Written by Kim Furlow, communications manager for the Institute for Public Health
Background:
The Hospital Readmissions Reduction Program (HRRP) penalizes hospitals with high readmission rates however, a few years ago, the program was changed so that hospitals would only be compared against other hospitals with similarly impoverished patients.
A new study led by researcher, Sukruth A. Shashikumar and subsequent research article co-authored by Karen Joynt Maddox, co-director of the Center for Health Economics and Policy, looks at the effect of this policy change on hospitals that serve a high proportion of minority patients. This research fits into Shashikumar’s broader assessment of the intersection of policy and health equity.
HRRP is one of Medicare’s “value-based payment” programs that is supposed to link the payments that hospitals receive to the quality of care that they deliver to their patients. Shashikumar points to a major flaw in the original program and, subsequently, one of the reasons that it became very unpopular among health care providers. The HRRP formerly compared readmission rates at all hospitals to every other hospital. The program did not account for the fact that different hospitals may care for patient populations that have higher risks of readmission.
“That was like comparing apples to oranges,” says Shashikumar. In other words, hospitals treating affluent patients were compared with those serving more impoverished patients. The latter are at risk for higher readmission rates due to factors out of their control such as decreased physical and financial access to clinics/pharmacies; housing instability; low education/job opportunities/income; unstable insurance; etc., all of which increase the risk of poor outcomes, including readmission to the hospital.

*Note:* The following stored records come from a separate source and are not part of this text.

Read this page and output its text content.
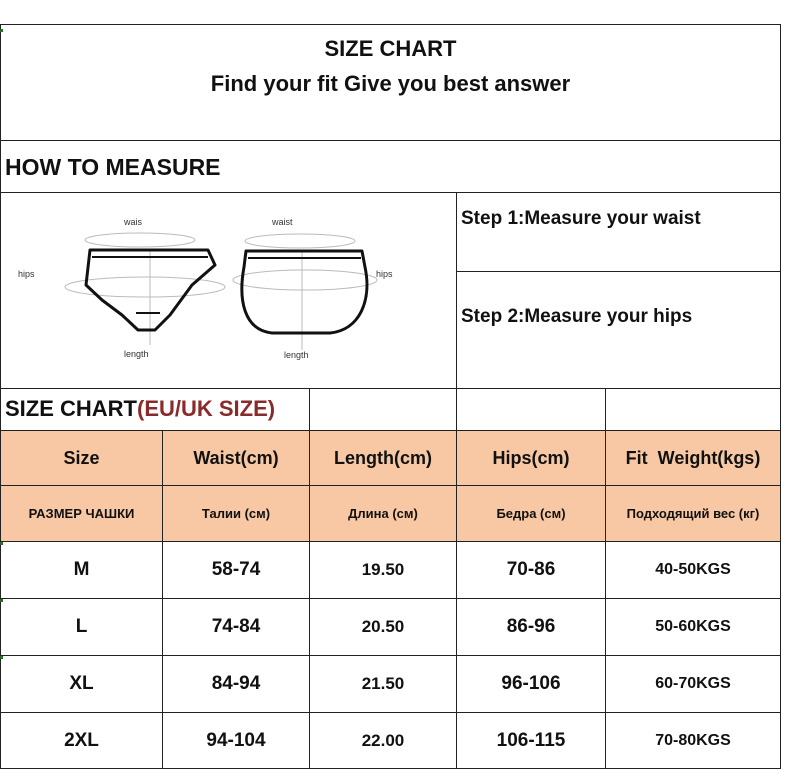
SIZE CHART
Find your fit Give you best answer
HOW TO MEASURE
Step 1:Measure your waist
Step 2:Measure your hips
wais
hips
length
waist
hips
length
SIZE CHART(EU/UK SIZE)
Size	Waist(cm)	Length(cm)	Hips(cm)	Fit  Weight(kgs)
РАЗМЕР ЧАШКИ	Талии (см)	Длина (см)	Бедра (см)	Подходящий вес (кг)
M	58-74	19.50	70-86	40-50KGS
L	74-84	20.50	86-96	50-60KGS
XL	84-94	21.50	96-106	60-70KGS
2XL	94-104	22.00	106-115	70-80KGS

The result of this earlier program was that the HRRP disproportionately penalized high-poverty hospitals for “worse quality” care due to their “high” readmission rates, says Shashikumar.
In 2019, congress changed the HRRP program to compare apples to apples: Hospitals with dually enrolled Medicare and Medicaid patients are now compared only to similar hospitals. The study looks at the impact of this policy change over the past three years among safety-net hospitals, rural hospitals, and hospitals disproportionately serving Black and Hispanic/Latino patients. These hospitals are shown to operate on lower budgets and are therefore more sensitive to penalties.
Research findings:
“We found that this policy change was associated with a lessening of penalties to hospitals serving several important communities and patients who are rural, disabled, from minority backgrounds, dependent on safety-net services, and/or live in socioeconomically disadvantaged neighborhoods,” says Shashikumar. “I also think this [study] adds to the growing literature urging policymakers to consider patients’ social factors (e.g., poverty, functional status, systemic racism, etc.) when evaluating hospital performance.
Patients don’t exist in a vacuum, and their clinical outcomes are influenced heavily by their lives, social circumstances, and communities – all of which are important and out of hospitals’ control. These social determinants of health must be accounted for when judging hospital quality outcomes and determining payment under value-based programs.”